20
Rust
Opstaan, zei een stem, en ze luisterde. Dit werd anders écht nog eens haar dood... Alle Goden en Godinnen, ze moest nú helder worden! Dus pakte ze Lazlo's eeltige maar warme handen vast en liet ze zich door hem omhoogtrekken, waarna ze met zijn hulp struikelend maar zo snel als ze kon naar de bosrand begaf – waar Jirina haar al meteen ontmoette, met enkele tranen die over haar wangen liepen en een versnelde ademhaling van het rennen.

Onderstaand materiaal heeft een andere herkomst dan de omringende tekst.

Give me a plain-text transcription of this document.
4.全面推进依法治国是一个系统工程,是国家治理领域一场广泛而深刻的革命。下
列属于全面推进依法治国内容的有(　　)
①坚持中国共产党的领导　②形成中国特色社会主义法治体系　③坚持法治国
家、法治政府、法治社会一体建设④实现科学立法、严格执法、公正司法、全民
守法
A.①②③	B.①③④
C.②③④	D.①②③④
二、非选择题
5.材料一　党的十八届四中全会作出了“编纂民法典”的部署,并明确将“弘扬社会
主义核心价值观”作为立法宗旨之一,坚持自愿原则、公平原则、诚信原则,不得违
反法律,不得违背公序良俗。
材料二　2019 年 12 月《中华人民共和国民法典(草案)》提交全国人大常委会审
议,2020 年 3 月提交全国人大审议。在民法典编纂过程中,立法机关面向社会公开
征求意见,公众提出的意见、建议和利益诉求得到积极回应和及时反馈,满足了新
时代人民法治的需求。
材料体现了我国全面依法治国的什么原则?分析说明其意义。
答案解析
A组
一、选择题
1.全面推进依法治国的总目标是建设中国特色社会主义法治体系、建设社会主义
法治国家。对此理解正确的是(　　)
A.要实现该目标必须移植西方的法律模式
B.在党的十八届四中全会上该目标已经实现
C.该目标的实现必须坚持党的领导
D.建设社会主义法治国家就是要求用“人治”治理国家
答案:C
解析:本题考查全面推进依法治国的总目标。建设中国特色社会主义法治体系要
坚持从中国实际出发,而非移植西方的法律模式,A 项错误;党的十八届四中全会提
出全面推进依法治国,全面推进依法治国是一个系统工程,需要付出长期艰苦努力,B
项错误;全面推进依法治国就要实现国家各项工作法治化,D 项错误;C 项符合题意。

Ze waren allemaal op hetzelfde moment bij het slagveld aangekomen, zonet, veel later dan Isadora, maar hadden haar in eerste instantie niet eens kunnen vinden, omdat de Prinses opgerold lag met een mantel in dezelfde kleur als het vieze gras. Het volgende moment was Lazlo op haar afgerend.

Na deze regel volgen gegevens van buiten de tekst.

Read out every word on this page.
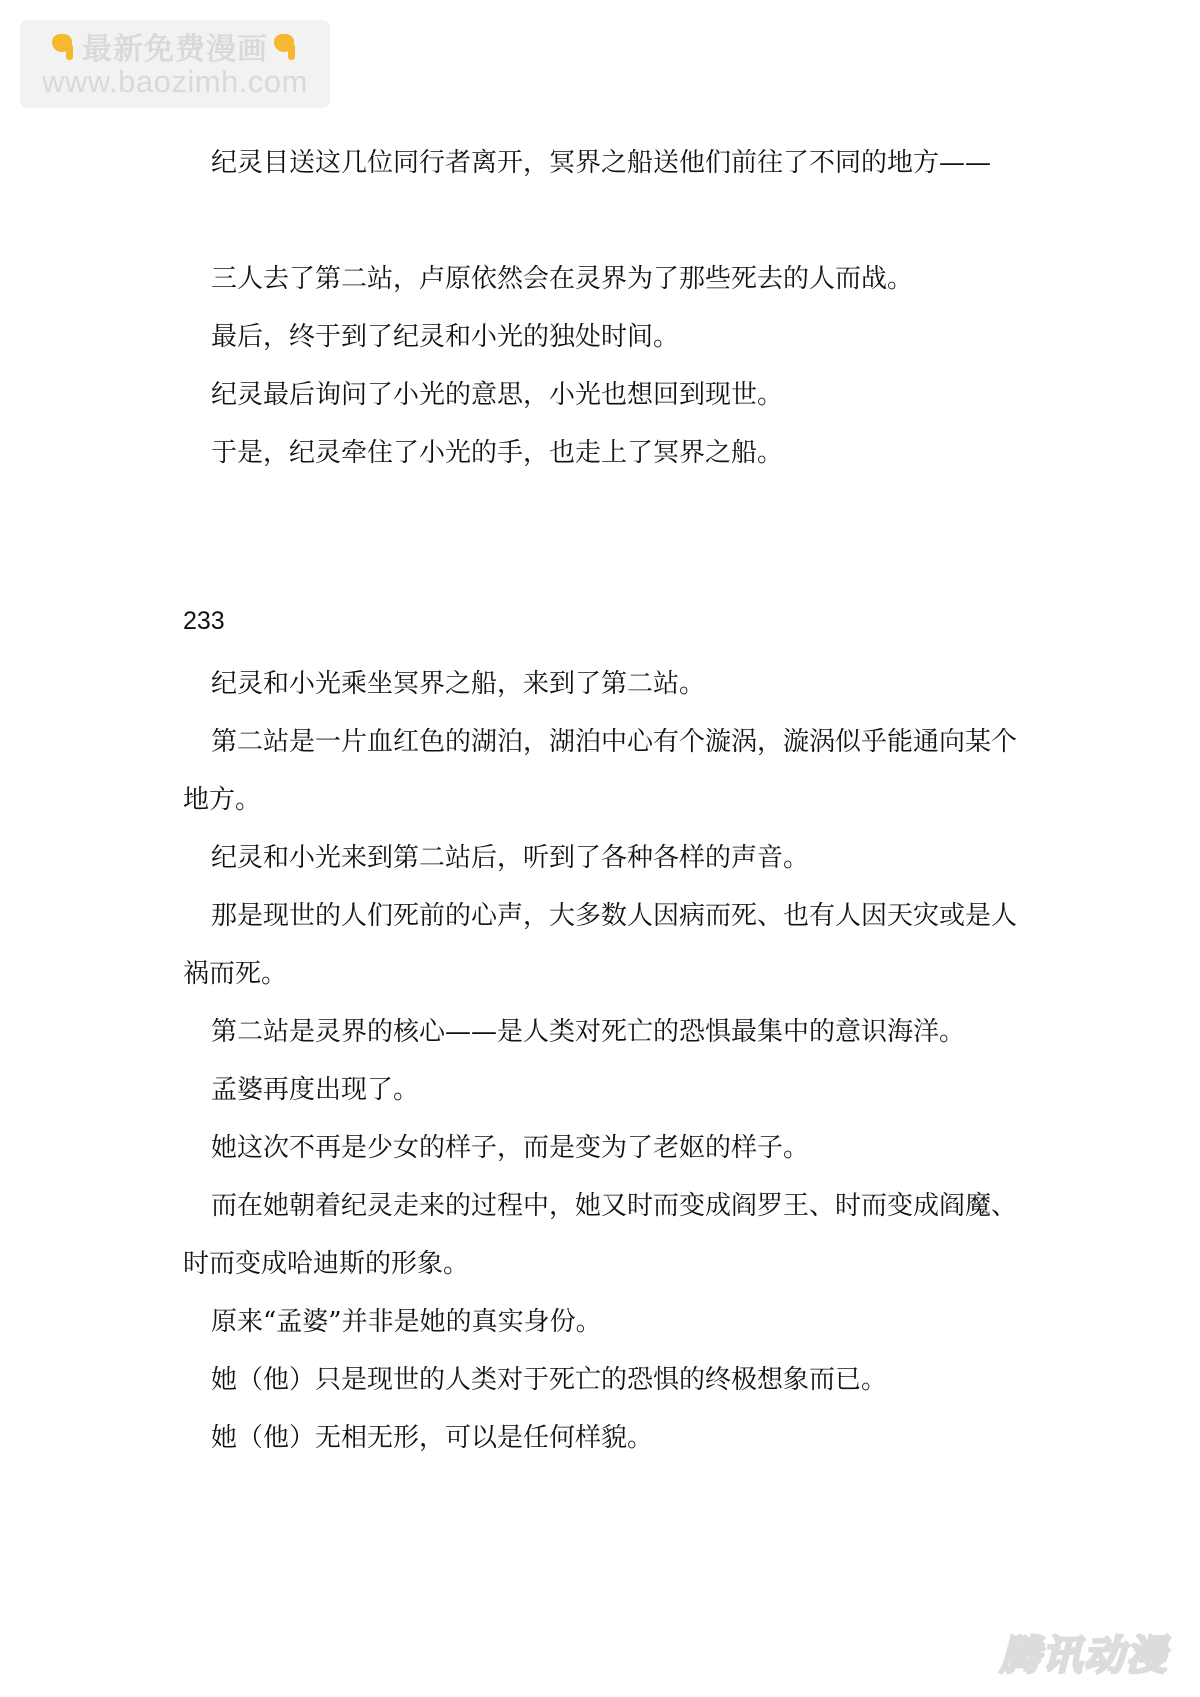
最新免费漫画
www.baozimh.com

纪灵目送这几位同行者离开，冥界之船送他们前往了不同的地方——

三人去了第二站，卢原依然会在灵界为了那些死去的人而战。

最后，终于到了纪灵和小光的独处时间。

纪灵最后询问了小光的意思，小光也想回到现世。

于是，纪灵牵住了小光的手，也走上了冥界之船。

233

纪灵和小光乘坐冥界之船，来到了第二站。

第二站是一片血红色的湖泊，湖泊中心有个漩涡，漩涡似乎能通向某个地方。

纪灵和小光来到第二站后，听到了各种各样的声音。

那是现世的人们死前的心声，大多数人因病而死、也有人因天灾或是人祸而死。

第二站是灵界的核心——是人类对死亡的恐惧最集中的意识海洋。

孟婆再度出现了。

她这次不再是少女的样子，而是变为了老妪的样子。

而在她朝着纪灵走来的过程中，她又时而变成阎罗王、时而变成阎魔、时而变成哈迪斯的形象。

原来“孟婆”并非是她的真实身份。

她（他）只是现世的人类对于死亡的恐惧的终极想象而已。

她（他）无相无形，可以是任何样貌。

腾讯动漫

'Je bent hier, de Goden en Godinnen zij dank,' fluisterde ze, terwijl Isadora in haar richting strompelde.
De anderen renden naar Isadora toe, terwijl zij besefte dat haar familie en vrienden zich hier bevonden, op een wijze die ze op dit moment met geen mogelijkheid kon verklaren, maar ze bleven op gepaste afstand toen ze in de gaten kregen dat ze nog veel meer bekijks zouden trekken als ze zich nu te dicht bij haar begaven.
Isadora werd enkele meters in het bos getrokken door Lazlo en kwam daar tot stilstand. De hallucinaties bevonden zich om haar heen – ze trokken voornamelijk in één richting, aan haar linkerkant, wat nog nooit eerder was gebeurd – maar ze dwong haar trage gedachten op iemand anders te richten.
Jirina. Ze huilde.
'Jirina,' zei Isadora, versuft door de pijn en door wat er zonet was gebeurd, en ze kwam naar haar toe, 'je huilt.'
'Nee, het is – het is niets,' hakkelde ze. Haar ademhaling leek onregelmatig te gaan, dit was niet snel vanwege het rennen dat ze had gedaan om bij de bosrand te komen toen haar paard niet dichter bij kon komen.

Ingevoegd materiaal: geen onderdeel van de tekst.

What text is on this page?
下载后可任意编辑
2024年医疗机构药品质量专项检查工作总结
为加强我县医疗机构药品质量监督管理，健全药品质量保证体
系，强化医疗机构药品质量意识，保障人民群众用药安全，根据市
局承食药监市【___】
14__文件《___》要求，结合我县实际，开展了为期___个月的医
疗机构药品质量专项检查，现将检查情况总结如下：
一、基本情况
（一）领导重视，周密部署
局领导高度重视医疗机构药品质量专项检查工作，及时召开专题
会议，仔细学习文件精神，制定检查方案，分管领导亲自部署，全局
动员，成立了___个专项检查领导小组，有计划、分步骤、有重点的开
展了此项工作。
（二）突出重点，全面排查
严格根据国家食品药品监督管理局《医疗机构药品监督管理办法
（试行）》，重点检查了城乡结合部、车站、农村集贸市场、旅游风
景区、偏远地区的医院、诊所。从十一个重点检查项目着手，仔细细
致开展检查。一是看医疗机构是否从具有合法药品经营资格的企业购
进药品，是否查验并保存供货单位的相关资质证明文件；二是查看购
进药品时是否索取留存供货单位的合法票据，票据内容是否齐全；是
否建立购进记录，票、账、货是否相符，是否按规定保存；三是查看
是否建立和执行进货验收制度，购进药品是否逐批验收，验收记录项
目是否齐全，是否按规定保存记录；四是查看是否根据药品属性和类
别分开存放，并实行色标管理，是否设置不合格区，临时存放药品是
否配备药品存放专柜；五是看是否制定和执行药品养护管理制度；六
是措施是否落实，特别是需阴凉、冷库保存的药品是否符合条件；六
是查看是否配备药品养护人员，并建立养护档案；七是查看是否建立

'Jawel...' zei Isadora. Ze merkte op dat haar vriendin almaar bleef staren naar het slagveld. 'Jirina, kijk me aan.'
Ze was helemaal wit weggetrokken, maar scheurde haar blik los en keek haar vriendin aan.
'Je hebt een angstaanval,' constateerde Isadora fronsend, en ergens was ze blij dat ze haar gedachten zich nu eindelijk op iets anders kon richten en ze met haar aandacht niet bij die akelige hallucinaties hoefden te zijn, die om haar heen cirkelden, naar de kust ergens aan haar linkerkant waadde. Haar vriendin was in paniek.
'Hé, hé...' zei ze zacht. 'Kijk me aan. Ik ben hier, ik ben in orde, we zijn allemaal hier.' Terwijl de anderen in overleg waren met Lazlo over wat zojuist had plaatsgevonden en de Prinses nu niet durfden te storen, trok Isadora Jirina nog een stuk verder weg van het slagveld, zodat ze er met haar rug naartoe stond en niet meer naar alle angst en paniek daar kon kijken.
'Het is in orde,' zei Isadora. 'Ik heb nu een aanval, jij hebt nu een aanval. We komen er samen doorheen. Kijk me aan – ik ben hier, ja?'
Jirina knikte, met een nog veel te snelle ademhaling die door haar longen jaagde, maar desondanks bleef ze zich op Isadora concentreren.
'We ademen in... en ademen uit,' fluisterde die. 'In... en uit. De hallucinaties zullen weggaan, de paniek zal weggaan. Dit is niet voor eeuwig, we komen hier weer uit. Adem in... en adem uit. Goed zo. Er is niets aan de hand.'
Dat herhaalden ze steeds weer tot Jirina een trillende zucht slaakte, haar hoofd liet hangen, de vele tranen van haar wangen veegde en Isadora omhelsde. 'Dank je wel,' fluisterde ze, met een stem die in allerlei stukken brak en daarbij die van Isadora ook beschadigde toen zij 'Geen dank... echt niet' mompelde.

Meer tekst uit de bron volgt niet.